Esophageal cancer is cancer that occurs in the esophagus, the long, hollow tube that runs from your throat to your stomach. Esophageal cancer begins in the cells that line the esophagus and can occur anywhere in the esophagus.
Sometimes referred to as bowel incontinence or anal incontinence, fecal incontinence is the inability to control bowel movements, causing an unintentional passing of solid or liquid stool or mucus from the rectum.
GASTROINTESTINAL & GASTROENTEROLOGIST
The term gastrointestinal (GI) refers collectively to the organs of the body that play a part in food digestion. A gastroenterologist is an internal medicine physician who has undergone additional education and training to specialize in gastroenterology, or the treatment of diseases in the gastrointestinal tract and liver.
HEARTBURN & ACID REFLUX
Acid reflux occurs when stomach acid backs up into your esophagus. This may cause heartburn and may ultimately cause damage to the lining of the esophagus. GERD, also known as gastroesophageal reflux disease, is when a person experiences chronic acid reflux.
HELICOBACTER PYLORI (STOMACH INFECTION)
Helicobacter pylori (H. pylori) is a bacterium that causes inflammation of the stomach, chronic gastritis, and ulcers in the stomach or small intestine.
Hepatitis literally means “inflammation of the liver.” Hepatitis is a viral disease which targets the liver and includes several strains, but the most common types of viral hepatitis in the United States are hepatitis B and hepatitis C.
A hernia develops when an organ or tissue pushes through a weakened area in an adjacent muscle or connective tissue. Hernias are caused by a combination of pressure and an opening or weakness.
INFLAMMATORY BOWEL SYNDROME (IBS)
A colonoscopy is a visual examination of the entire large intestine, also known as the colon. This exam is used to explore possible causes of abdominal pain, rectal bleeding, chronic constipation, chronic diarrhea and other intestinal problems. A colonoscopy is also used as a method of screening for colon cancer.
Liver disease, also called hepatic disease, refers to a number of diseases that may affect the liver and its function. The liver plays a role in the production of bile, blood-clotting factors and amino acids, and aids in the processing and storage of iron for red blood cell production.
PEPTIC ULCER DISEASE (PUD)
A peptic ulcer is a sore in the lining of the stomach or first part of the small intestine called the duodenum.
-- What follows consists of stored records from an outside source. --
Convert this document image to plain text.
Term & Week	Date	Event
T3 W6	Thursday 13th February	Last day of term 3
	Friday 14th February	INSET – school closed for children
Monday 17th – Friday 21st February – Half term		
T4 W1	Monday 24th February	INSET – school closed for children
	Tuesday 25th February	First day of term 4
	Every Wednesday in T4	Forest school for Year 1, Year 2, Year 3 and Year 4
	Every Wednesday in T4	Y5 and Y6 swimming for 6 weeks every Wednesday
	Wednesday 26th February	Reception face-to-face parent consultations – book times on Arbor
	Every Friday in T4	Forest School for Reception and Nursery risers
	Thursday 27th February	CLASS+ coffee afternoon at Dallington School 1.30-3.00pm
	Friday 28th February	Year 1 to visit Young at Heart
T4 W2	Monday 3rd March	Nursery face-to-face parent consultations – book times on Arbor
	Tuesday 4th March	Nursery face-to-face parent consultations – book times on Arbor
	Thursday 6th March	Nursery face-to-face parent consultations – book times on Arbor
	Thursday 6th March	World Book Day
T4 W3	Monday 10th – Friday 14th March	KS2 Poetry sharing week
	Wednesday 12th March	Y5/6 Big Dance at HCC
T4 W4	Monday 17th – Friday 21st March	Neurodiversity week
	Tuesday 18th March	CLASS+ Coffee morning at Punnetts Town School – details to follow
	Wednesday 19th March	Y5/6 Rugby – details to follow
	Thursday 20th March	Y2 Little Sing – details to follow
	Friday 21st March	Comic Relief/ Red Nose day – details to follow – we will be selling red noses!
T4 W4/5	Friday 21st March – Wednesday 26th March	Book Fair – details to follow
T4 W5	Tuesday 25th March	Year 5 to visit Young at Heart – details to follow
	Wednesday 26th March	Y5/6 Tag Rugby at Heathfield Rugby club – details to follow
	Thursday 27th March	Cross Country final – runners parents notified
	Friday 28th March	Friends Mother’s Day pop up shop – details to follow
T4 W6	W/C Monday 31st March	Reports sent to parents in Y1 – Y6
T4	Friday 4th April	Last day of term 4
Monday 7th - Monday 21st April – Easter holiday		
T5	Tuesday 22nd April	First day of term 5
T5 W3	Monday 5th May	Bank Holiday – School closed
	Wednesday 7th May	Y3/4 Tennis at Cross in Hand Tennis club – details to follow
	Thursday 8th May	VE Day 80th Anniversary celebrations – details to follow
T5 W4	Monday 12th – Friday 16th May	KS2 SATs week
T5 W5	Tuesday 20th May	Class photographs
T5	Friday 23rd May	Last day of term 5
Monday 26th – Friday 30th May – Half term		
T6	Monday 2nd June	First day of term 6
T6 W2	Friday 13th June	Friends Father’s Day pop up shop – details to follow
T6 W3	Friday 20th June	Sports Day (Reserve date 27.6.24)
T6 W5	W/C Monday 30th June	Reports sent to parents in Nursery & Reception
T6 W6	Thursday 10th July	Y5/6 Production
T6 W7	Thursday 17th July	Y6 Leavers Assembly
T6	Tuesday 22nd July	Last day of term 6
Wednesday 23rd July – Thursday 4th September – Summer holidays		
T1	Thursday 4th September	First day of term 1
When an individual has chronic peptic ulcers, it is known as peptic ulcer disease (PUD).
Reflux esophagitis is one of the complications that can come from having chronic heartburn and acid reflux, also known as gastroesophageal reflux disease (GERD). Esophagitis is inflammation that damages the lining of the esophagus and often causes painful or difficult swallowing and chest pain.
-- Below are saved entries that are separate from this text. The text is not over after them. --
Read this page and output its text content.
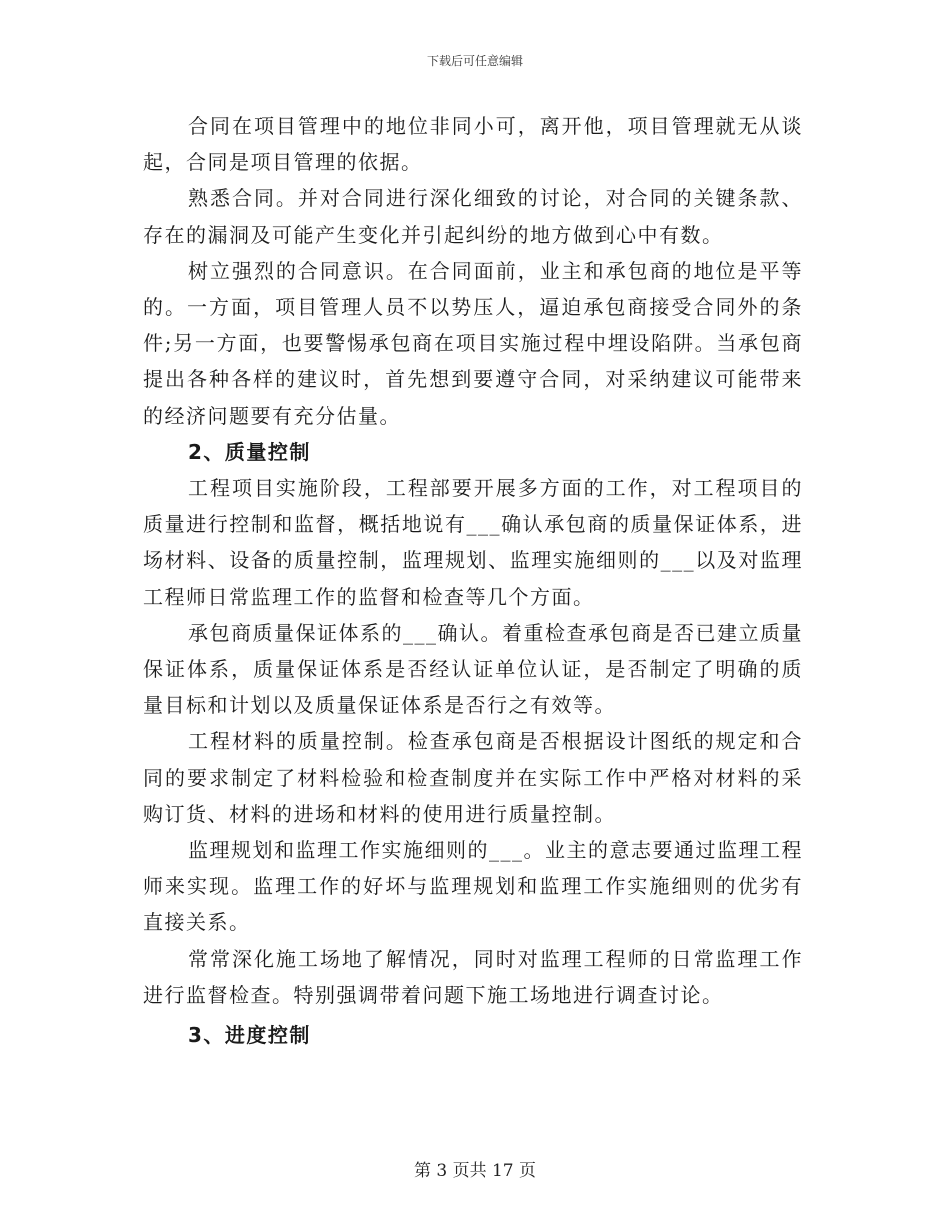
下载后可任意编辑

合同在项目管理中的地位非同小可，离开他，项目管理就无从谈起，合同是项目管理的依据。

熟悉合同。并对合同进行深化细致的讨论，对合同的关键条款、存在的漏洞及可能产生变化并引起纠纷的地方做到心中有数。

树立强烈的合同意识。在合同面前，业主和承包商的地位是平等的。一方面，项目管理人员不以势压人，逼迫承包商接受合同外的条件;另一方面，也要警惕承包商在项目实施过程中埋设陷阱。当承包商提出各种各样的建议时，首先想到要遵守合同，对采纳建议可能带来的经济问题要有充分估量。

2、质量控制

工程项目实施阶段，工程部要开展多方面的工作，对工程项目的质量进行控制和监督，概括地说有___确认承包商的质量保证体系，进场材料、设备的质量控制，监理规划、监理实施细则的___以及对监理工程师日常监理工作的监督和检查等几个方面。

承包商质量保证体系的___确认。着重检查承包商是否已建立质量保证体系，质量保证体系是否经认证单位认证，是否制定了明确的质量目标和计划以及质量保证体系是否行之有效等。

工程材料的质量控制。检查承包商是否根据设计图纸的规定和合同的要求制定了材料检验和检查制度并在实际工作中严格对材料的采购订货、材料的进场和材料的使用进行质量控制。

监理规划和监理工作实施细则的___。业主的意志要通过监理工程师来实现。监理工作的好坏与监理规划和监理工作实施细则的优劣有直接关系。

常常深化施工场地了解情况，同时对监理工程师的日常监理工作进行监督检查。特别强调带着问题下施工场地进行调查讨论。

3、进度控制

第 3 页共 17 页
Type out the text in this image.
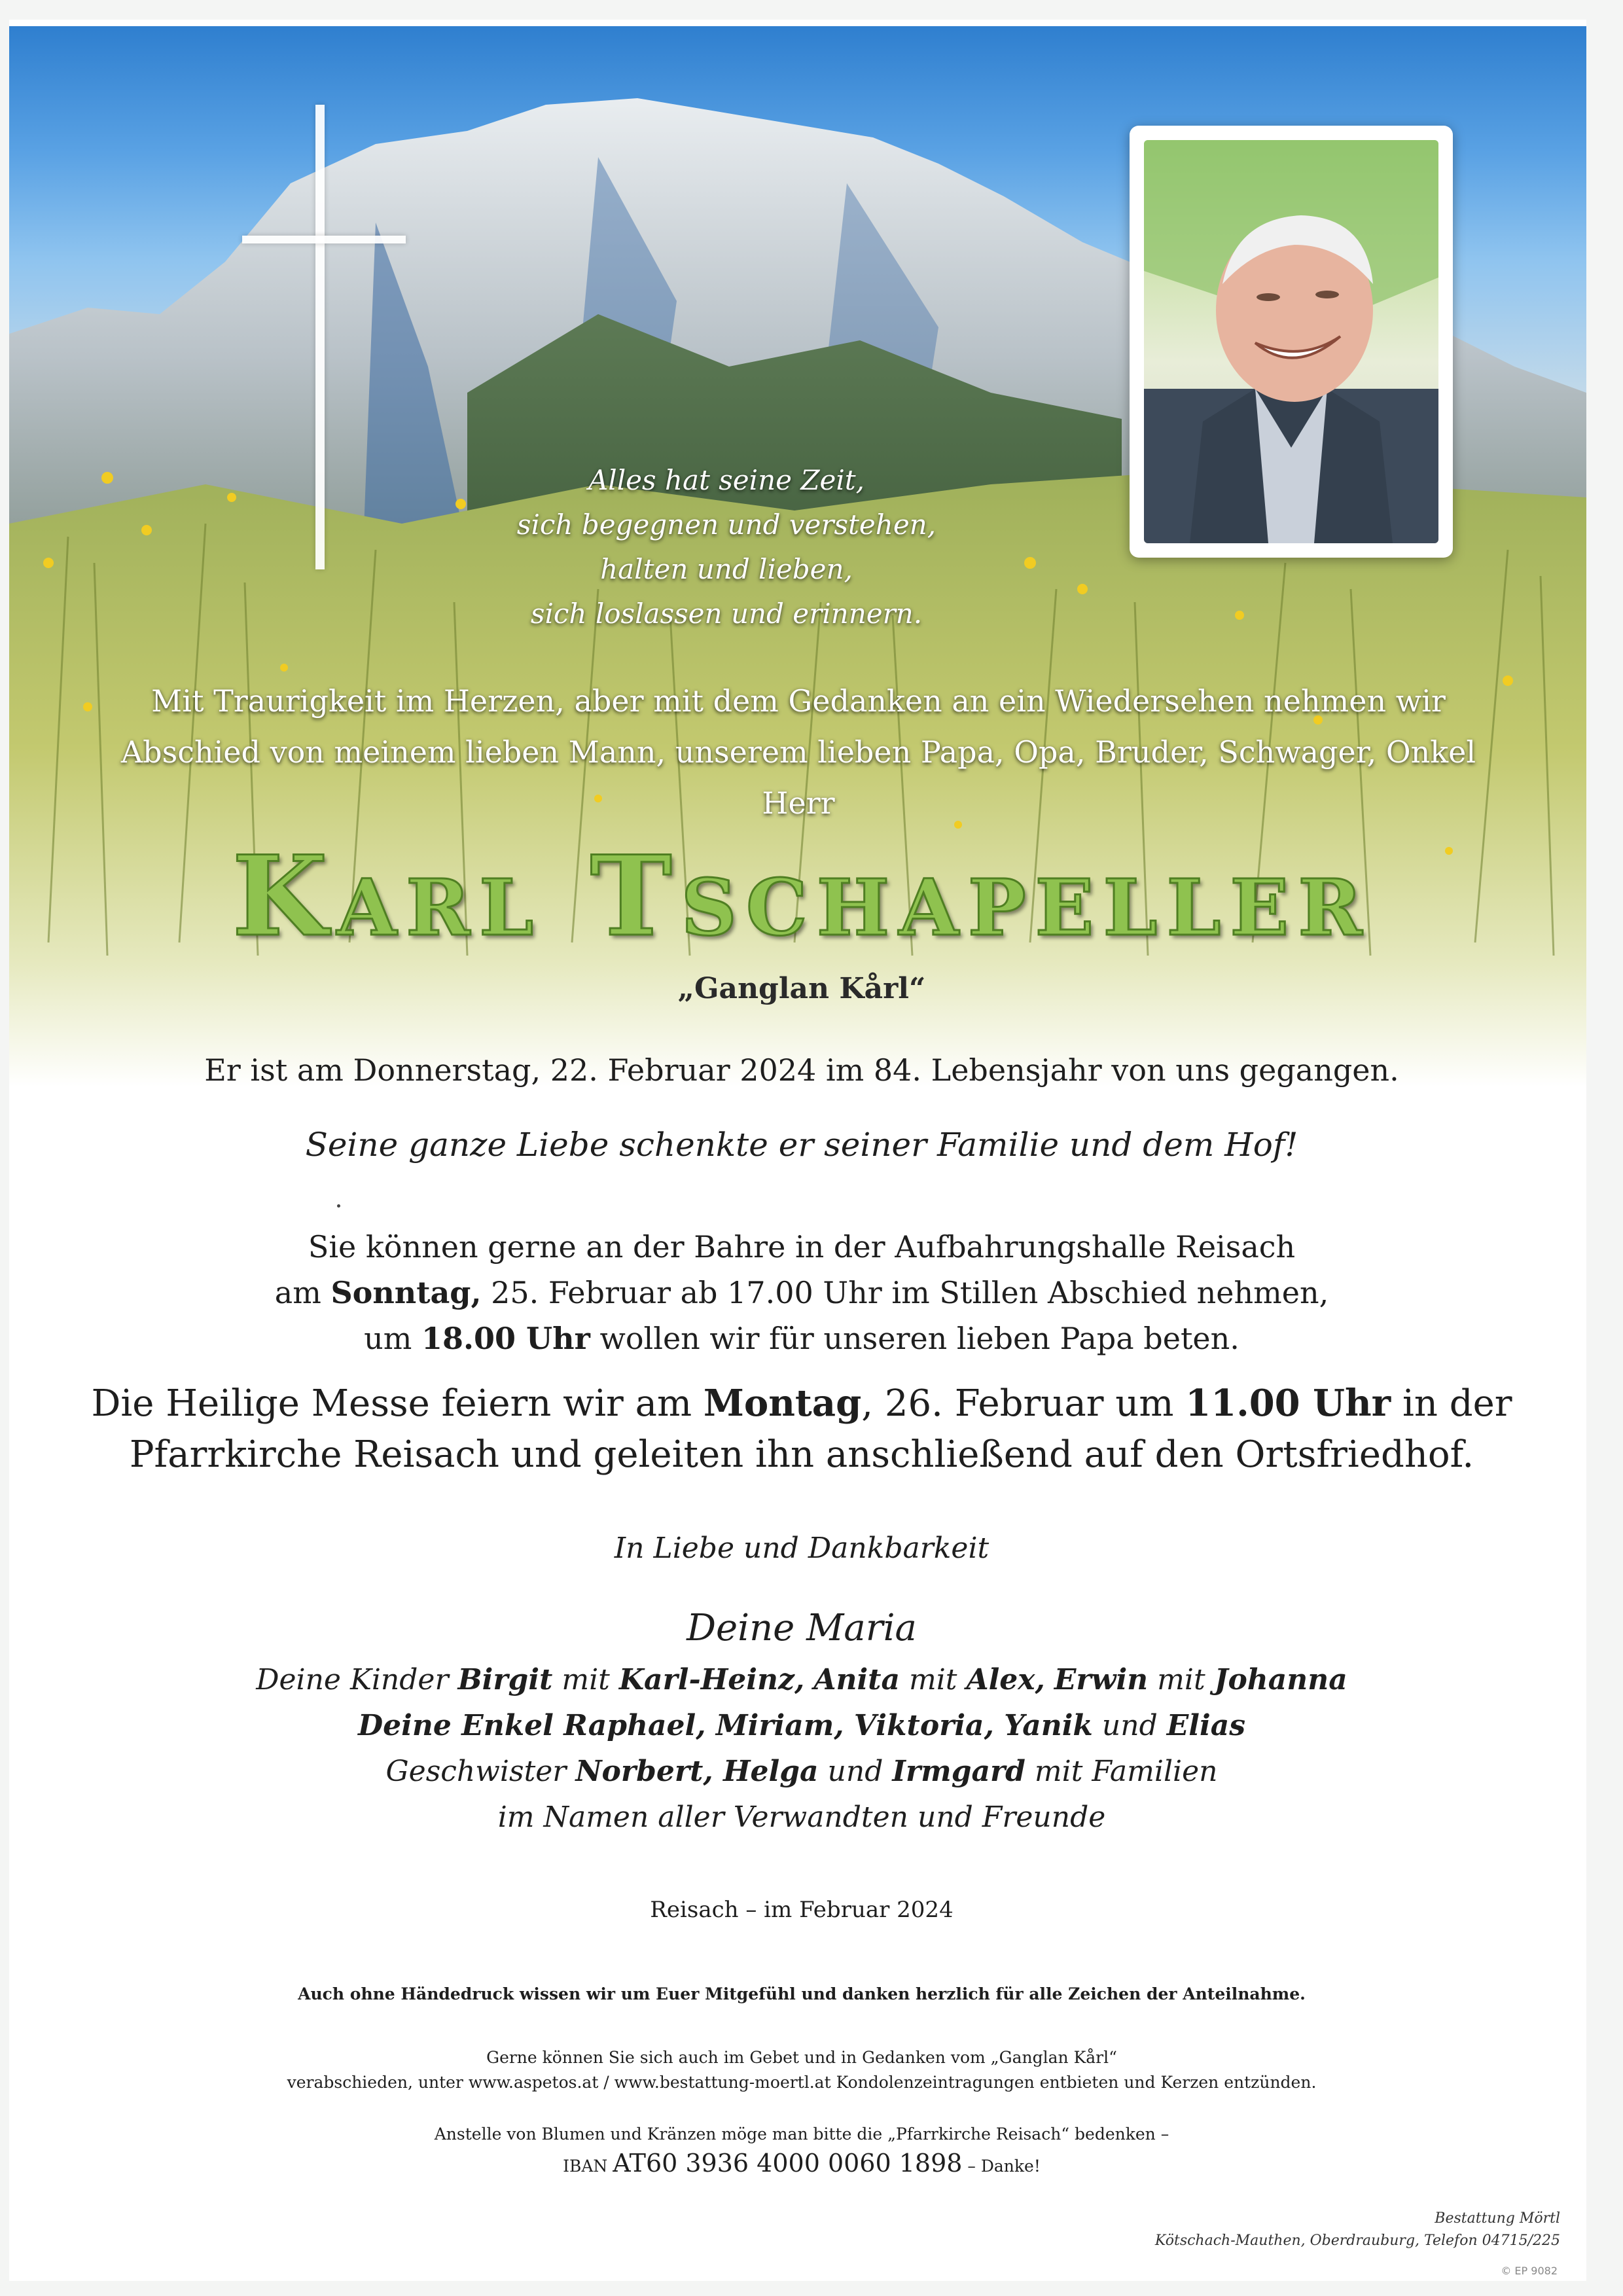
Alles hat seine Zeit,
sich begegnen und verstehen,
halten und lieben,
sich loslassen und erinnern.
Mit Traurigkeit im Herzen, aber mit dem Gedanken an ein Wiedersehen nehmen wir
Abschied von meinem lieben Mann, unserem lieben Papa, Opa, Bruder, Schwager, Onkel
Herr
Karl Tschapeller
„Ganglan Kårl“
Er ist am Donnerstag, 22. Februar 2024 im 84. Lebensjahr von uns gegangen.
Seine ganze Liebe schenkte er seiner Familie und dem Hof!
Sie können gerne an der Bahre in der Aufbahrungshalle Reisach
am Sonntag, 25. Februar ab 17.00 Uhr im Stillen Abschied nehmen,
um 18.00 Uhr wollen wir für unseren lieben Papa beten.
Die Heilige Messe feiern wir am Montag, 26. Februar um 11.00 Uhr in der
Pfarrkirche Reisach und geleiten ihn anschließend auf den Ortsfriedhof.
In Liebe und Dankbarkeit
Deine Maria
Deine Kinder Birgit mit Karl-Heinz, Anita mit Alex, Erwin mit Johanna
Deine Enkel Raphael, Miriam, Viktoria, Yanik und Elias
Geschwister Norbert, Helga und Irmgard mit Familien
im Namen aller Verwandten und Freunde
Reisach – im Februar 2024
Auch ohne Händedruck wissen wir um Euer Mitgefühl und danken herzlich für alle Zeichen der Anteilnahme.
Gerne können Sie sich auch im Gebet und in Gedanken vom „Ganglan Kårl“
verabschieden, unter www.aspetos.at / www.bestattung-moertl.at Kondolenzeintragungen entbieten und Kerzen entzünden.
Anstelle von Blumen und Kränzen möge man bitte die „Pfarrkirche Reisach“ bedenken –
IBAN AT60 3936 4000 0060 1898 – Danke!
Bestattung Mörtl
Kötschach-Mauthen, Oberdrauburg, Telefon 04715/225
© EP 9082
SILENT REFLUX (LARYNGOPHARYNGEAL REFLUX)
Laryngopharyngeal reflux, also known as “silent reflux,” is another possible complication that may develop with chronic heartburn and acid reflux or gastroesophageal reflux disease (GERD).
STOMACH PROBLEMS & SWALLOWING PROBLEMS
Most people have experienced some type of stomach problem or discomfort in their lifetime. A person experiencing swallowing problems, which is called dysphagia, may have difficulty swallowing foods or liquids.
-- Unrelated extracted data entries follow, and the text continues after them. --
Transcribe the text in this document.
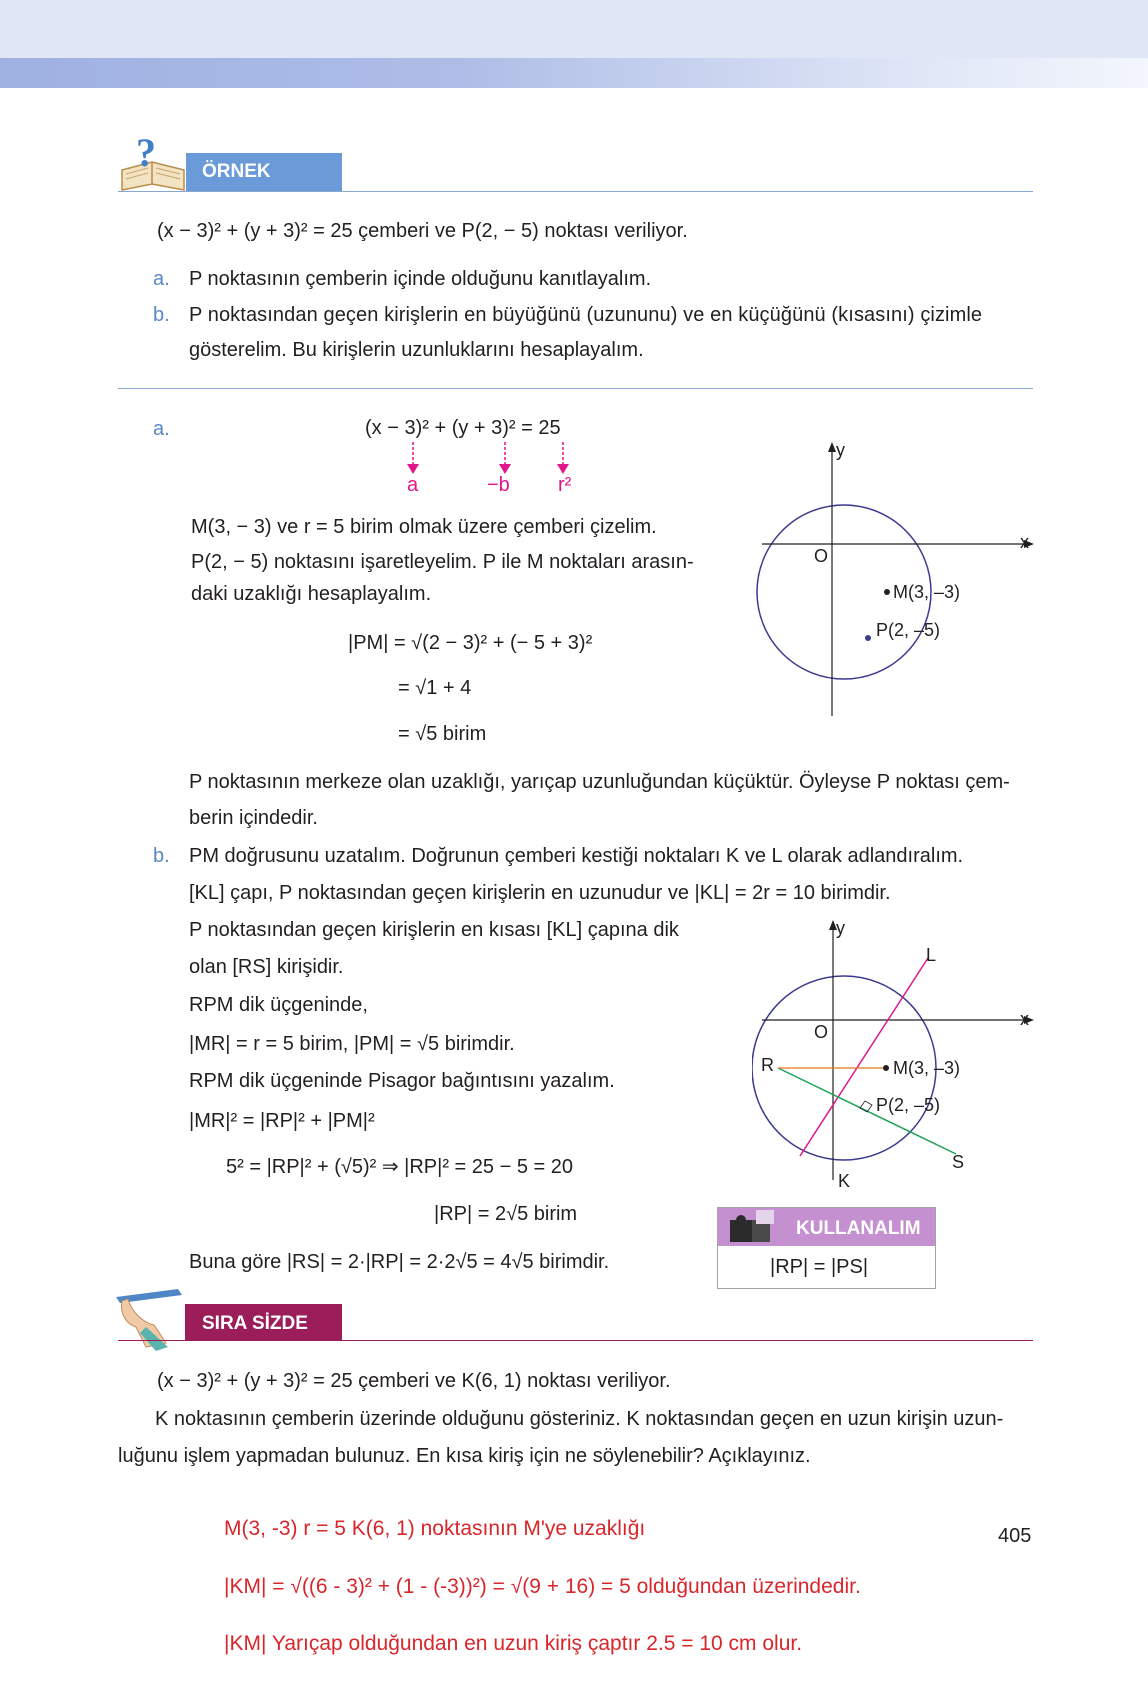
? ÖRNEK
(x − 3)² + (y + 3)² = 25 çemberi ve P(2, − 5) noktası veriliyor.
a. P noktasının çemberin içinde olduğunu kanıtlayalım.
b. P noktasından geçen kirişlerin en büyüğünü (uzununu) ve en küçüğünü (kısasını) çizimle
gösterelim. Bu kirişlerin uzunluklarını hesaplayalım.
a.	(x − 3)² + (y + 3)² = 25
a	−b r²
M(3, − 3) ve r = 5 birim olmak üzere çemberi çizelim.
P(2, − 5) noktasını işaretleyelim. P ile M noktaları arasın-
daki uzaklığı hesaplayalım.
|PM| = √(2 − 3)² + (− 5 + 3)²
= √1 + 4
= √5 birim
y
x
O
M(3, –3)
P(2, –5)
P noktasının merkeze olan uzaklığı, yarıçap uzunluğundan küçüktür. Öyleyse P noktası çem-
berin içindedir.
b. PM doğrusunu uzatalım. Doğrunun çemberi kestiği noktaları K ve L olarak adlandıralım.
[KL] çapı, P noktasından geçen kirişlerin en uzunudur ve |KL| = 2r = 10 birimdir.
P noktasından geçen kirişlerin en kısası [KL] çapına dik
olan [RS] kirişidir.
RPM dik üçgeninde,
|MR| = r = 5 birim, |PM| = √5 birimdir.
RPM dik üçgeninde Pisagor bağıntısını yazalım.
|MR|² = |RP|² + |PM|²
5² = |RP|² + (√5)² ⇒ |RP|² = 25 − 5 = 20
|RP| = 2√5 birim
Buna göre |RS| = 2·|RP| = 2·2√5 = 4√5 birimdir.
y
L
x
O
R	M(3, –3)
P(2, –5)
S
K
KULLANALIM
|RP| = |PS|
SIRA SİZDE
(x − 3)² + (y + 3)² = 25 çemberi ve K(6, 1) noktası veriliyor.
K noktasının çemberin üzerinde olduğunu gösteriniz. K noktasından geçen en uzun kirişin uzun-
luğunu işlem yapmadan bulunuz. En kısa kiriş için ne söylenebilir? Açıklayınız.
M(3, -3) r = 5 K(6, 1) noktasının M'ye uzaklığı
|KM| = √((6 - 3)² + (1 - (-3))²) = √(9 + 16) = 5 olduğundan üzerindedir.
|KM| Yarıçap olduğundan en uzun kiriş çaptır 2.5 = 10 cm olur.
405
An ulcer is a disruption of the surface of the skin or a mucus membrane, which results in an open sore that may heal very slowly. Ulcers can develop on many areas of the body but the most common ulcers are found in the gastrointestinal tract.
Strictures act as a barrier and can eventually prevent food and even liquids from making their way down the esophagus and into the stomach. Eighty percent of esophageal strictures are related to GERD.